We are currently using the kinesis input plugin for Logstash (https://github.com/logstash-plugins/logstash-input-kinesis) together with the basic XPack plugin, which allows us to monitor event receive and emit rate.
We launch our Logstash nodes using the pipelines.yml file, which has entries that point to the confiugration path of each pipeline.
An issue which we have encountered and is easily seen in the Monitoring section of Kibana is that when a pipeline is reloaded (either through changing the pipeline config file, or the pipelines.yml file), the event receive rate drops, as it is expected. After the pipeline reloads itself, though, we are seeing a much higher than expected event receive rate, a few times higher, in fact.

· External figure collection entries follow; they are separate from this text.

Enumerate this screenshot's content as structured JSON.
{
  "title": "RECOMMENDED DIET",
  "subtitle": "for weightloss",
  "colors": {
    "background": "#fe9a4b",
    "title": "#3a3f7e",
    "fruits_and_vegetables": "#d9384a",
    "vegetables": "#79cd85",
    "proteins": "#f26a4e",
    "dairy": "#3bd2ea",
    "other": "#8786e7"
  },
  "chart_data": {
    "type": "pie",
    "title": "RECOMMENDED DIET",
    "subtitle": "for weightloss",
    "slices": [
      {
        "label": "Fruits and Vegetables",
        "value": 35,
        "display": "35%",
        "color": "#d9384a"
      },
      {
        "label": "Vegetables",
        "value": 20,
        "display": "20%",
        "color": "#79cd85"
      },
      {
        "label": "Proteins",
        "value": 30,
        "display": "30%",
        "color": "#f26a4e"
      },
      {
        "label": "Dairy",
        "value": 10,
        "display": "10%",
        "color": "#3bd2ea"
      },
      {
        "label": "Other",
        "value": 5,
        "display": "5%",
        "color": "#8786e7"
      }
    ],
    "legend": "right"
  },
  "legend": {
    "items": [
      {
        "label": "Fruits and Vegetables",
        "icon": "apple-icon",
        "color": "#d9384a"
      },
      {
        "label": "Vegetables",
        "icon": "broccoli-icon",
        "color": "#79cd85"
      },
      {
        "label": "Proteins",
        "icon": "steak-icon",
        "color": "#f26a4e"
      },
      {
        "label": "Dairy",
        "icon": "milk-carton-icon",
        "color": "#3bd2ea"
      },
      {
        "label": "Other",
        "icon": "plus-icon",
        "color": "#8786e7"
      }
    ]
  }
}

Our expectations are as follow:
- Take a 'regular' event receive rate of 6000 events/sec across 3 pipelines (each receiving roughly 2000 events/sec)

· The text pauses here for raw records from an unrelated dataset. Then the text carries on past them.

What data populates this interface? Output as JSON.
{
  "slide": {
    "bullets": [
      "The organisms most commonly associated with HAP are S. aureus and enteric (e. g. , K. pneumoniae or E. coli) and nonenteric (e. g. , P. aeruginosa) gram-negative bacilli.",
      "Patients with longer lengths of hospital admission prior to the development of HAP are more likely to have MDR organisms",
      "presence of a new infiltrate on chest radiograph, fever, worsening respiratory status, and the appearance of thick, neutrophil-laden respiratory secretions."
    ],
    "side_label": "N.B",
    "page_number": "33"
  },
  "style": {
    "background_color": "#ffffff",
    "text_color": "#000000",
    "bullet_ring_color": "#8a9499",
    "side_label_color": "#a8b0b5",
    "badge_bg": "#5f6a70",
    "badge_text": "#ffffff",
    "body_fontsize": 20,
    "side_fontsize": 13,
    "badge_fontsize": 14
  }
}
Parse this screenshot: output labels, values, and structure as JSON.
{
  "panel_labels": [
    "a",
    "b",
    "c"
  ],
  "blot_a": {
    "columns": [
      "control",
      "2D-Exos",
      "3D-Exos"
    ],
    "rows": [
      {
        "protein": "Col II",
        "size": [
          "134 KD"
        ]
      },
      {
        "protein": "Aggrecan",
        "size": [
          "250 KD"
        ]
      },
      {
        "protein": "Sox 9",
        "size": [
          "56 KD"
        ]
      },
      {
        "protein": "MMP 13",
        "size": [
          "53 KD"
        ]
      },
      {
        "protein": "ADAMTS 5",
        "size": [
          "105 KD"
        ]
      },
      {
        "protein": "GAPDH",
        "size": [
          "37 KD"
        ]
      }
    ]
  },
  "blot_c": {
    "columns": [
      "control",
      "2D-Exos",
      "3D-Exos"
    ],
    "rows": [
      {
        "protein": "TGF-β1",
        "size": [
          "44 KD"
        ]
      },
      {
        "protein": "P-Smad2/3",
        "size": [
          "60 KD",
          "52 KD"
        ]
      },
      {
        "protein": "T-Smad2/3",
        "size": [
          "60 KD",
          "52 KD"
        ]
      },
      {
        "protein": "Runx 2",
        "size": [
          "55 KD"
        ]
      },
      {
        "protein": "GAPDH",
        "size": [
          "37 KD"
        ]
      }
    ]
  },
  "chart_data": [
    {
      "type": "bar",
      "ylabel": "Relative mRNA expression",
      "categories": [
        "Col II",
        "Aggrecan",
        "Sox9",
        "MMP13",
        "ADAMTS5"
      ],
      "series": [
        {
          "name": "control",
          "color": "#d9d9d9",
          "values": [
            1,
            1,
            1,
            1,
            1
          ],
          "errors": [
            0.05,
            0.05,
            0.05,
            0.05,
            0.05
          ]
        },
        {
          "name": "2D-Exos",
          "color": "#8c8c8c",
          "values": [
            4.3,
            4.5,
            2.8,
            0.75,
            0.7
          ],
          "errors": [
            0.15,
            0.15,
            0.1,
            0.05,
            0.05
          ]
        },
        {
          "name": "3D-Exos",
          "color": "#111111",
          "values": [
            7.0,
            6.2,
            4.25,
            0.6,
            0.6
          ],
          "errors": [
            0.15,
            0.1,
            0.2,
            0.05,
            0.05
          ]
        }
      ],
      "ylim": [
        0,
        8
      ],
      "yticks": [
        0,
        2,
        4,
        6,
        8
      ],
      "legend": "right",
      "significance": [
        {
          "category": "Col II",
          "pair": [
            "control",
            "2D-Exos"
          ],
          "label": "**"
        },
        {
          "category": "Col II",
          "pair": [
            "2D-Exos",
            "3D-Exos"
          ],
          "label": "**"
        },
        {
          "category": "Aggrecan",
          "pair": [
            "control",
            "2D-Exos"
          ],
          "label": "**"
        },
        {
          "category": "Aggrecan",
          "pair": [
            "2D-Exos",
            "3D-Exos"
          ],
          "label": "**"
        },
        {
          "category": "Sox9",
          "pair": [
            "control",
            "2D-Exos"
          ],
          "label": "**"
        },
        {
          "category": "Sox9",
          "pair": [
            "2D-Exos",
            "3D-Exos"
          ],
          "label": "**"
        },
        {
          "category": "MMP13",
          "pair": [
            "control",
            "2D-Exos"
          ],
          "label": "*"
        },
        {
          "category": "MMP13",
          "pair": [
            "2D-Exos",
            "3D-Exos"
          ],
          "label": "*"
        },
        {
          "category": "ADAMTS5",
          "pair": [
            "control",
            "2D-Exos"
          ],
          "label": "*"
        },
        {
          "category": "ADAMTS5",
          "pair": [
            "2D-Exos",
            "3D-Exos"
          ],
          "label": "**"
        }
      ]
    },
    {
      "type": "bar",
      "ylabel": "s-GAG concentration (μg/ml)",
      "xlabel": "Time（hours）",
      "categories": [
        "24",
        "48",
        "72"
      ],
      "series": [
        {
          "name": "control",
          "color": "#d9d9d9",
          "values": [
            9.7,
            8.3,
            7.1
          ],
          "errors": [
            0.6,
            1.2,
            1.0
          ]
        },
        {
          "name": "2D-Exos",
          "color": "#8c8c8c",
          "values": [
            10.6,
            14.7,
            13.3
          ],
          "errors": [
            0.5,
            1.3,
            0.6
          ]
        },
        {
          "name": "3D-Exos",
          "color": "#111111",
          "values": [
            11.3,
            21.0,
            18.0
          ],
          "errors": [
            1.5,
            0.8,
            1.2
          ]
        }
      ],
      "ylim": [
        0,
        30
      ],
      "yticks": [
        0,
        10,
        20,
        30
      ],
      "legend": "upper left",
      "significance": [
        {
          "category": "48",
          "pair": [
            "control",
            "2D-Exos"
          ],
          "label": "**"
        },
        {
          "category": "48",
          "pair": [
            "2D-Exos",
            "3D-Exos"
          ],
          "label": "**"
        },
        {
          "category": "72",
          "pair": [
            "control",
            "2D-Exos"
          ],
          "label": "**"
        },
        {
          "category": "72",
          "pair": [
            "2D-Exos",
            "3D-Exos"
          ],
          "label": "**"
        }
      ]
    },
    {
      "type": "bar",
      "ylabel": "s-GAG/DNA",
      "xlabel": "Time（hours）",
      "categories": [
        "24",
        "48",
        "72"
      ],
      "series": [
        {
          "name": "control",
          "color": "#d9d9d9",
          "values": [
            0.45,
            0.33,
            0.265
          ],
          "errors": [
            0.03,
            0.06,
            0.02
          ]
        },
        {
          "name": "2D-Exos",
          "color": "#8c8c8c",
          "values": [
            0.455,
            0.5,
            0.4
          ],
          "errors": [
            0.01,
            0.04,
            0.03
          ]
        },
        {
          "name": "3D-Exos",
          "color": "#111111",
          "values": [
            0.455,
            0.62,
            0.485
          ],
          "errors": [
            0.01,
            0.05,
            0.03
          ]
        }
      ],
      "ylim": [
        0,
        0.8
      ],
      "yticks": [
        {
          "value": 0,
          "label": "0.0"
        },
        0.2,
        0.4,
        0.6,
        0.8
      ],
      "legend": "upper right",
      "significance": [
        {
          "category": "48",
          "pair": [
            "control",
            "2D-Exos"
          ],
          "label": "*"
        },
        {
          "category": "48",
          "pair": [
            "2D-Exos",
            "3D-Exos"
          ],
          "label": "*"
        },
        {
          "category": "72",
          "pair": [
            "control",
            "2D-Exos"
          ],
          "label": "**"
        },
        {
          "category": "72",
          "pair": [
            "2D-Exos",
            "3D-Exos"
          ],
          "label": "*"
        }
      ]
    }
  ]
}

- We reload a pipeline, and the event ingestion rate drops to 4000 events/sec, as expected, since a pipeline is not active while it is reloading
- The pipeline takes 15 seconds to reload, in which events get backed up and the Kinesis stream/shard iterator age increases, as expected
- The pipeline finishes refreshing/reloading, and the total event receive rate shoots up to 10000-12000 events/second for 15-20 seconds, slowly returning to the normal rate of 6000 events/sec.

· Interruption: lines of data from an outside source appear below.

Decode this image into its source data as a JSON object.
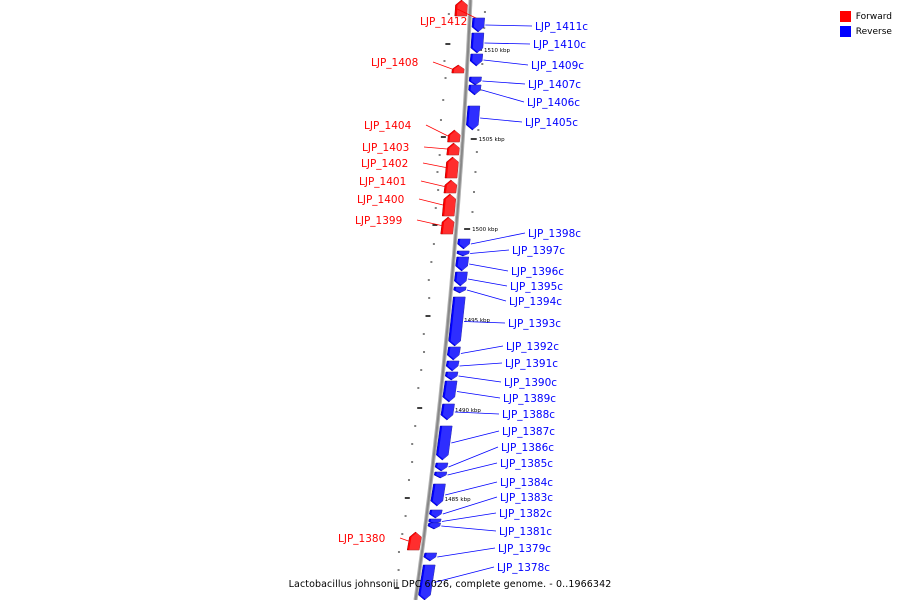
{
  "legend": [
    {
      "label": "Forward",
      "color": "#ff0000"
    },
    {
      "label": "Reverse",
      "color": "#0000ff"
    }
  ],
  "caption": "Lactobacillus johnsonii DPC 6026, complete genome. - 0..1966342",
  "colors": {
    "forward": "#ff0000",
    "reverse": "#0000ff",
    "backbone": "#888888"
  },
  "tick_labels": [
    "1510 kbp",
    "1505 kbp",
    "1500 kbp",
    "1495 kbp",
    "1490 kbp",
    "1485 kbp"
  ],
  "genes": [
    {
      "name": "LJP_1412",
      "strand": "forward"
    },
    {
      "name": "LJP_1411c",
      "strand": "reverse"
    },
    {
      "name": "LJP_1410c",
      "strand": "reverse"
    },
    {
      "name": "LJP_1409c",
      "strand": "reverse"
    },
    {
      "name": "LJP_1408",
      "strand": "forward"
    },
    {
      "name": "LJP_1407c",
      "strand": "reverse"
    },
    {
      "name": "LJP_1406c",
      "strand": "reverse"
    },
    {
      "name": "LJP_1405c",
      "strand": "reverse"
    },
    {
      "name": "LJP_1404",
      "strand": "forward"
    },
    {
      "name": "LJP_1403",
      "strand": "forward"
    },
    {
      "name": "LJP_1402",
      "strand": "forward"
    },
    {
      "name": "LJP_1401",
      "strand": "forward"
    },
    {
      "name": "LJP_1400",
      "strand": "forward"
    },
    {
      "name": "LJP_1399",
      "strand": "forward"
    },
    {
      "name": "LJP_1398c",
      "strand": "reverse"
    },
    {
      "name": "LJP_1397c",
      "strand": "reverse"
    },
    {
      "name": "LJP_1396c",
      "strand": "reverse"
    },
    {
      "name": "LJP_1395c",
      "strand": "reverse"
    },
    {
      "name": "LJP_1394c",
      "strand": "reverse"
    },
    {
      "name": "LJP_1393c",
      "strand": "reverse"
    },
    {
      "name": "LJP_1392c",
      "strand": "reverse"
    },
    {
      "name": "LJP_1391c",
      "strand": "reverse"
    },
    {
      "name": "LJP_1390c",
      "strand": "reverse"
    },
    {
      "name": "LJP_1389c",
      "strand": "reverse"
    },
    {
      "name": "LJP_1388c",
      "strand": "reverse"
    },
    {
      "name": "LJP_1387c",
      "strand": "reverse"
    },
    {
      "name": "LJP_1386c",
      "strand": "reverse"
    },
    {
      "name": "LJP_1385c",
      "strand": "reverse"
    },
    {
      "name": "LJP_1384c",
      "strand": "reverse"
    },
    {
      "name": "LJP_1383c",
      "strand": "reverse"
    },
    {
      "name": "LJP_1382c",
      "strand": "reverse"
    },
    {
      "name": "LJP_1381c",
      "strand": "reverse"
    },
    {
      "name": "LJP_1380",
      "strand": "forward"
    },
    {
      "name": "LJP_1379c",
      "strand": "reverse"
    },
    {
      "name": "LJP_1378c",
      "strand": "reverse"
    }
  ]
}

We would expect that having a throughput of 2000 events/second and the pipeline being offline for 15 seconds, we would have around 30000 events to catch up, but instead we are seeing many more.
This introduces many questions, including questioning the fact that events which are processed using the kinesis input plugin are unique and not duplicated when a pipeline reloads.
Can anybody provide any insight on this?